Today new waves of western missionaries have built on colonial homophobic rhetoric and have strengthened the climate of homophobia in Africa. Given the less well understood pre colonial history and culture of Africa, many Africans today genuinely believe that homosexuality is a Western invention.

Human rights group and enlightened people have made what efforts they can to demonstrate that the phenomenon of homosexuality is a universal human reality that occurs in cultures worldwide.

The alliance of Western Evangelical fundamentalist with State power in Africa has aggravated the problem of homophobia in Africa and in Nigeria in particular. Today pro gay pressures from the West, emboldens anti gay and religious fundamentalists in Africa. The growth of Christian and Islamic fundamentalism in Nigeria contributes greatly to the criminalization of sexual minorities in the country and is the main force behind the draconian anti gay law enacted in Nigeria.

The resulting threats to security

By passing the anti-gay law in Nigeria, the Nigerian government has strengthened the penal codes that exist in Northern Nigeria, to jail punish or even execute anyone considered homosexual. This has helped widen the scourge of discrimination that Nigerian sexual minorities already endure.

For a long time there existed in Nigeria a culture of discrimination and hatred against sexual minorities in the country. What the new anti gay law signed into force by Goodluck Jonathan does is to legitimize this culture. As a result, there are continuous incidents of gays, or people perceived to be gay, being evicted illegally from their homes, stripped naked on the streets, tortured and even killed. A recent example is the reported case of five gay people that were stripped, beaten and paraded naked on the streets of the eastern city of Warri this last March.

The Nigerian police, notorious for its brutality and abuse of power now have an open license to go after gay people or people perceived as such and do whatever it likes with them.

Throughout Nigeria NGOs and other bodies that render support to sexual minorities are now under threats because of the clause in the anti-gay law that spells out 10 years for any organizations caught supporting the group. Organizations working for the defense of LGBT rights now fear recriminations. The law has forced into silence many organizations that have in the past rendered good service to sexual minorities.  Given this clamped down, cases of exploitation and persecution of homosexuals or perceived homosexuals in the country can only rise.

With this new law, homosexuals living with HIV/AIDS are likely to go underground for fear of prosecution. The likelihood of increased spread of HIV/AIDS is real. The health hazard implication for the country as a whole is frightening.

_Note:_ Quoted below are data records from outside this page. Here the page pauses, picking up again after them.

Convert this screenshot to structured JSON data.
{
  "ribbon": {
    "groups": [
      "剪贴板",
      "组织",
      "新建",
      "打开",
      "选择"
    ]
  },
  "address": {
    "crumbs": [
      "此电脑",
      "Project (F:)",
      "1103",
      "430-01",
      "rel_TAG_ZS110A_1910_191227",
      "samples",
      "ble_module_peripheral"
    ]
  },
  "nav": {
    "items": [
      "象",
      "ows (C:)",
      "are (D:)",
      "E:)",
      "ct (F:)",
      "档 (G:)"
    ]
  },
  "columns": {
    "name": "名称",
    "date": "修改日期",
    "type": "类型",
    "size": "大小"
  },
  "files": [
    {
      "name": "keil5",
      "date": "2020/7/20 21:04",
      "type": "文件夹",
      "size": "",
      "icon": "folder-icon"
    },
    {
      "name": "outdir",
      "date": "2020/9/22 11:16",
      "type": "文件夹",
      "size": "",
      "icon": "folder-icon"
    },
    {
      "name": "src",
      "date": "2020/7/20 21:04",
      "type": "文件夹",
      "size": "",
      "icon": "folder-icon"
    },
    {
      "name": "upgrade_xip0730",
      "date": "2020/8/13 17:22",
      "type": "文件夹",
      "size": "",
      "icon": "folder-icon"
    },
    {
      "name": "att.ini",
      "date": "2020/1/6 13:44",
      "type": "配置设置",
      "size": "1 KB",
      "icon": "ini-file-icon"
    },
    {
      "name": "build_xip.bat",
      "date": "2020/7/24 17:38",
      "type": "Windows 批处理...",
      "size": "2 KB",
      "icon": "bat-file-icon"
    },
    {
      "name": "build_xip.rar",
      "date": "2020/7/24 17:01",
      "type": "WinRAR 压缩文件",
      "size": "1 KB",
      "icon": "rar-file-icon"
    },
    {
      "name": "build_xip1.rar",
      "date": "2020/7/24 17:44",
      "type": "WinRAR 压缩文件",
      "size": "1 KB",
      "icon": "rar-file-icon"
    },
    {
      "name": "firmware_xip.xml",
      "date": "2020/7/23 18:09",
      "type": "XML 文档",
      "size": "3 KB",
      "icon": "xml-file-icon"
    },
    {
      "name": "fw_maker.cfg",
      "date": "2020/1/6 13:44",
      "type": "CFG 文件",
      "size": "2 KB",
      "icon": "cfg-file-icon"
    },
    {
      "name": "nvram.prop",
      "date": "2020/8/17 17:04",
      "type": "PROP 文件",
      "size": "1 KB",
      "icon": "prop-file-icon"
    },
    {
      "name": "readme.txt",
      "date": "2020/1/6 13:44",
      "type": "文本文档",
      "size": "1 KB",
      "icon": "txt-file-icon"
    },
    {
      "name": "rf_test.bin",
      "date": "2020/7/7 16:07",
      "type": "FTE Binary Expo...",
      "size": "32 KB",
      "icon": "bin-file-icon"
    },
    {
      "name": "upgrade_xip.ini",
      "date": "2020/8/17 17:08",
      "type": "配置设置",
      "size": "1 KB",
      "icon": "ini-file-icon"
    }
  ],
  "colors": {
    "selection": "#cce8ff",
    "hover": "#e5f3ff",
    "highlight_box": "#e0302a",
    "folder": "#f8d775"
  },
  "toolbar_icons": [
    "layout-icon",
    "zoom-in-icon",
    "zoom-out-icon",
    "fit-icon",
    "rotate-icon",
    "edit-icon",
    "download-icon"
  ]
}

Fuelling more threats both internally and externally is the media. Even as the media fights for gay rights, the same media has also been used for promoting anti gay hate and discrimination. On the other hand the effect of tabloid sensation of the gay rights issue is counterproductive. Negative reporting on gays has also hurt. Some media outlets in Nigeria have shamelessly and falsely sought to link homosexual practices with incest and pedophilia.